Türklerin içecekleri -özellikle boz­kır kültür çevresinde- en çok hayvan­larının sütünden yapılıyordu. Türkler tarafından at başta olmak üzere, ko­yun, keçi, deve, sığır, su sığırı ve hatta geyik besleniyordu. Onlar besledikleri hayvanların eti, derisi, yün ve tiftiği yanında sütünden de yararlanıyor­lardı. Hayvanlarının sütünü içtikleri gibi, onlardan -günümüzde de olduğu gibi- yağ, yoğurt ve çeşitli peynirler elde ediyorlardı. Süt, ayran ve kımız gibi çeşitli içecekleri vardı. Bunlar arasında kısrak sütünden elde ettikle­ri kımız ilk sırayı alıyordu.

Kımız Adı ve Tanımı

Kımız adı Türk lehçelerinde hep aynı şekilde geçmektedir. Türk, Azeri, Başkurt, Kazak, Kırgız, Özbek, Tatar, Türkmen lehçelerinde “kımız”, Uygur lehçesinde “gımız” adına rastlanılmaktadır (Ercilasun vd 1991: I, 474-475). Bu ad Rusça’da “kumıs” şeklindedir (Mustafayev vd 1972: 358). Kımız adı­na günümüz Türk lehçelerinde olduğu şekliyle Divanü Lugat-it Türk’te de rastlanılmaktadır.
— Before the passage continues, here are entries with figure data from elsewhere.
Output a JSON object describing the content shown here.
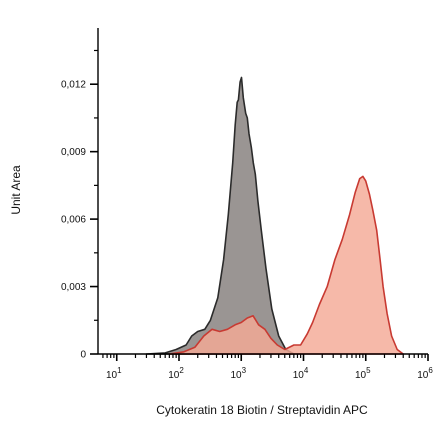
{
  "chart_data": {
    "type": "area",
    "xlabel": "Cytokeratin 18 Biotin / Streptavidin APC",
    "ylabel": "Unit Area",
    "x_scale": "log",
    "xlim": [
      5,
      1000000
    ],
    "ylim": [
      0,
      0.0145
    ],
    "x_ticks": [
      {
        "value": 10,
        "base": "10",
        "exp": "1"
      },
      {
        "value": 100,
        "base": "10",
        "exp": "2"
      },
      {
        "value": 1000,
        "base": "10",
        "exp": "3"
      },
      {
        "value": 10000,
        "base": "10",
        "exp": "4"
      },
      {
        "value": 100000,
        "base": "10",
        "exp": "5"
      },
      {
        "value": 1000000,
        "base": "10",
        "exp": "6"
      }
    ],
    "y_ticks": [
      {
        "value": 0,
        "label": "0"
      },
      {
        "value": 0.003,
        "label": "0,003"
      },
      {
        "value": 0.006,
        "label": "0,006"
      },
      {
        "value": 0.009,
        "label": "0,009"
      },
      {
        "value": 0.012,
        "label": "0,012"
      }
    ],
    "series": [
      {
        "fill": "#9a9593",
        "stroke": "#2b2b2b",
        "points": [
          [
            30,
            0
          ],
          [
            60,
            5e-05
          ],
          [
            90,
            0.0002
          ],
          [
            130,
            0.0004
          ],
          [
            160,
            0.0008
          ],
          [
            200,
            0.001
          ],
          [
            260,
            0.0011
          ],
          [
            320,
            0.0015
          ],
          [
            420,
            0.0025
          ],
          [
            520,
            0.0042
          ],
          [
            620,
            0.0062
          ],
          [
            730,
            0.0085
          ],
          [
            800,
            0.0102
          ],
          [
            860,
            0.0112
          ],
          [
            900,
            0.0113
          ],
          [
            960,
            0.0121
          ],
          [
            1010,
            0.0123
          ],
          [
            1080,
            0.0114
          ],
          [
            1180,
            0.0107
          ],
          [
            1250,
            0.0105
          ],
          [
            1330,
            0.0098
          ],
          [
            1450,
            0.0092
          ],
          [
            1560,
            0.0085
          ],
          [
            1680,
            0.008
          ],
          [
            1850,
            0.0068
          ],
          [
            2100,
            0.0055
          ],
          [
            2500,
            0.0038
          ],
          [
            3100,
            0.002
          ],
          [
            4000,
            0.0008
          ],
          [
            5200,
            0.0002
          ],
          [
            7000,
            0
          ]
        ]
      },
      {
        "fill": "#f4a996",
        "stroke": "#c83a32",
        "points": [
          [
            70,
            0
          ],
          [
            120,
            0.0001
          ],
          [
            180,
            0.0003
          ],
          [
            250,
            0.0008
          ],
          [
            340,
            0.0011
          ],
          [
            450,
            0.001
          ],
          [
            600,
            0.0011
          ],
          [
            800,
            0.0013
          ],
          [
            1000,
            0.0014
          ],
          [
            1250,
            0.0016
          ],
          [
            1550,
            0.0017
          ],
          [
            1900,
            0.0013
          ],
          [
            2400,
            0.0011
          ],
          [
            3000,
            0.0007
          ],
          [
            3800,
            0.0004
          ],
          [
            5000,
            0.0002
          ],
          [
            7000,
            0.0004
          ],
          [
            9000,
            0.0004
          ],
          [
            11500,
            0.0009
          ],
          [
            14000,
            0.0014
          ],
          [
            18000,
            0.0022
          ],
          [
            24000,
            0.003
          ],
          [
            32000,
            0.0042
          ],
          [
            42000,
            0.0051
          ],
          [
            55000,
            0.0062
          ],
          [
            68000,
            0.0072
          ],
          [
            80000,
            0.0078
          ],
          [
            90000,
            0.0079
          ],
          [
            100000,
            0.0077
          ],
          [
            115000,
            0.0071
          ],
          [
            130000,
            0.0064
          ],
          [
            150000,
            0.0055
          ],
          [
            170000,
            0.0042
          ],
          [
            190000,
            0.003
          ],
          [
            220000,
            0.0018
          ],
          [
            260000,
            0.0008
          ],
          [
            320000,
            0.0002
          ],
          [
            400000,
            0
          ]
        ]
      }
    ]
  }
}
Kımız kelimesin­den başka bununla bağlantılı kımızlan, “kımız sahibi olmak” anlamında kullanılmaktadır. Ayrıca kımız almıla ise, “ekşi elma” için kullanılmış bulun­maktadır (Kaşgarlı Mahmud 1992: IV, 315). Ekşi elma adından kımızın ekşi­lik ifade eden bir kelime olduğu dikka­ti çekmektedir. Kımız adındaki “kım” sözcüğünün ekşilik ifade ettiğine vur­gu yapılmaktadır (Gülensoy 2007: I, 509).
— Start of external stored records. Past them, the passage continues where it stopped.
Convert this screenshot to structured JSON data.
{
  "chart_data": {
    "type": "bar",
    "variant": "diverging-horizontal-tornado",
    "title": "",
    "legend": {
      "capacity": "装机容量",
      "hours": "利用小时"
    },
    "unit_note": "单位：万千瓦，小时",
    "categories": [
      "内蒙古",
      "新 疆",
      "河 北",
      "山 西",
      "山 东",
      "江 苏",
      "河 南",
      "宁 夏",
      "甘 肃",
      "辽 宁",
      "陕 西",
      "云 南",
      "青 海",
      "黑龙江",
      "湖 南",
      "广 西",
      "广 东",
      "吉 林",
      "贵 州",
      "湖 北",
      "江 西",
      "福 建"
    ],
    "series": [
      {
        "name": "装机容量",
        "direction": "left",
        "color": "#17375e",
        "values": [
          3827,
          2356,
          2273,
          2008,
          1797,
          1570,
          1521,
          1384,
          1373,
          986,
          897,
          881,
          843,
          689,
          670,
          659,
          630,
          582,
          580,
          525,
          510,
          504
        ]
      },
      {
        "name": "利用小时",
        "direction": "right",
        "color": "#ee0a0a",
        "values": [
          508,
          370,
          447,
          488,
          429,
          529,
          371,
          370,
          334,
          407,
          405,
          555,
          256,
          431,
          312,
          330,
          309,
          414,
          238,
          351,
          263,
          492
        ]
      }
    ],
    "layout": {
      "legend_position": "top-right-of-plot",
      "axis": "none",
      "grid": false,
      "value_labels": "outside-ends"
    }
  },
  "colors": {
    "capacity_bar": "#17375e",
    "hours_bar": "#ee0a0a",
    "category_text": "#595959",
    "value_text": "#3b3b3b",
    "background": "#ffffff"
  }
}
Kısrak sütü ekşitilerek yapılan içkiye kımız denilmektedir (İbni Mühenna 1997: 42). Kımız, kısrak sü­tünün mayalanmasıyla yapılan, az alkollü, eski bir Türk içkisi olarak da ifade edilmektedir (Eren vd. 1988: 851). Kımızın asıl Türk içkisi olduğu belirtilmektedir. Kısrak sütünden ya­pılan ve keyif verici bir içki olan kımı­zın süt renginde ve tadının kekremsi olduğuna dikkat çekilmektedir. Onun tadının az olgunlaşmış kızılcık tadına benzediği ve hafif alkol kokusu verdi­ği vurgulanmaktadır (Gökyay 2007: 1147).

Kımızın Tarihçesi

Kımız konar-göçer olarak yaşayan ve at besleyen Türklerin hayatında önemli bir yer tutmakta ve kullanımı tarih öncesi devirlere kadar ulaşmak­tadır. Ancak bu dönemlerde kımızın kullanıldığını gösteren herhangi bir veri bulunmamaktadır. Türklerin atı ehlileştirmeleri, ondan büyük ölçüde yararlanmaları, sütünden de yarar­landıklarını anlamayı mümkün kıl­maktadır. Kımızın Türk kültür çevre­sinde icat edilmiş olduğunu şu sözler açık bir şekilde ortaya koymaktadır: “Kımız esas itibariyle Türkler ve bun­ların etkisinde kalan milletlerden baş­ka dünyanın hiçbir yerinde görülmez. Kımız doğrudan doğruya Türklerin icadıdır. Kımız içilen yerlerde Türkler oturmuşlardır” (Eberhard 1940: 285).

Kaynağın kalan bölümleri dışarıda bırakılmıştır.